Abstract
A potential mechanism of resistance to FLT3 kinase inhibitors is high levels of FLT3 ligand (FL) which is commonly seen after treatment with myelosuppressive chemotherapy. We hypothesized that combining sorafenib with a less myelosuppressive agent, such as 5-azacytidine (AZA), may lead to higher and more durable responses. Furthermore, differentiation of leukemic blasts has been reported with both agents.
Patients were eligible if they had relapsed or refractory AML, were 18 years of age or older, and had adequate performance status (ECOG 2 2) and organ function. Patients older than 60 without prior therapy were also eligible if they were unsuitable to receive chemotherapy or refused it. Presence of FLT3-ITD was not a requirement but these patients were sought for participation in the study. Treatment regimen included AZA 75 mg/m2 daily for 7 days together with sorafenib 400 mg twice daily for 28 days; cycles were repeated in approximately 4 to 5-week intervals. Dose adjustments of both agents, and delay of AZA, based on toxicity were allowed. Plasma samples were collected on Day 1 and Day 10 of each cycle.

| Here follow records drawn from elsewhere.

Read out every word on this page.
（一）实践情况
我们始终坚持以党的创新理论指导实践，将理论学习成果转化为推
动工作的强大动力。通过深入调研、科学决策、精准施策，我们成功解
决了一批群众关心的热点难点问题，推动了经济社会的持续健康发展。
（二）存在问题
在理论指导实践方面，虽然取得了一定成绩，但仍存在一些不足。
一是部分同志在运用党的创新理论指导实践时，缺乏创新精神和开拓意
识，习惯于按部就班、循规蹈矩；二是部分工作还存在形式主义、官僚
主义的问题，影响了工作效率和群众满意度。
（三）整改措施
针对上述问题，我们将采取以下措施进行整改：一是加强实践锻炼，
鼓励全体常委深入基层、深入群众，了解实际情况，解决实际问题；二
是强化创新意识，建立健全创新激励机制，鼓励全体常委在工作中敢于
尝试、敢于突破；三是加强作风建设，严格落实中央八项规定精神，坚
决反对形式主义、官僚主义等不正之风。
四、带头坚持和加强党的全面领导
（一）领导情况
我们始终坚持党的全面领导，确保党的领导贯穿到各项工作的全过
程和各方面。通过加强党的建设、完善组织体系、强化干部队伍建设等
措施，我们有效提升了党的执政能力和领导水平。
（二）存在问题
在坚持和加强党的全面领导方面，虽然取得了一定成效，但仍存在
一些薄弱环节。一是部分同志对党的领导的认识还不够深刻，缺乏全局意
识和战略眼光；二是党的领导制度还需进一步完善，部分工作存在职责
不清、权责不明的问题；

Overall, 57 patients with AML with a median age of 65 years (range, 21-87) were enrolled. They included 27 (47%) patients with normal cytogenetics, 12 (21%) with chromosome 5/7 or complex cytogenetic abnormalities, 15 (26%) with other miscellaneous abnormalities; 3 (5%) had insufficient metaphases. Prior to the initiation of treatment, FLT3-ITD was detected in 53/57 (93%) patients with a median allelic ratio of 0.348 (range, 0.009 – 0.934). They had received a median of 2 prior treatments (range, 0 -7) including 13 previously untreated patients. Twenty (35%) patients had received ≥3 prior regimens and 12 had failed prior therapy with FLT3 kinase inhibitors (6 with AC220, 2 with PKC412, and 9 with sorafenib, either as monotherapy or with chemotherapy or plerixafor); 4 patients had failed 2 prior FLT3 inhibitors. The overall CR/CRi/PR rate among the 57 patients is 44%, including 16 (28%) with CRi and 8 (14%) with CR and 1 (2%) with PR. The response rate among the previously untreated patients was 62% and among relapsed patients 39%. Patients have received a median of 3 (range, 1 - 27) treatment cycles with the median number of cycles to response among the responders being 2 (range, 1 – 4) and the median time to achieving response, 2.1 months (range, 0.8 – 4.6 months). The median duration of CR/CRi Is 2.4 months (range, 0.8 – 24.8 months). Seven patients have proceeded to allogeneic stem cell transplant. The most common study drug-related adverse events were rash and fatigue with no deaths attributable to study medications. One patient developed grade 3 cardiomyopathy. With a median follow-up of 8.6 months (range, 6.1 – 26.9), 13 patients remain alive, 5 still in remission. The median overall survival of the 57 patients was 6.3 months, and 12.4 months in the 25 responding patients. Mean FL levels at cycle 2, day 0 and cycle 2, day 10 were 27 pg/mL and 54 pg/mL, respectively, which is significantly lower than those seen previously in studies of FLT3 kinase inhibitor plus chemotherapy.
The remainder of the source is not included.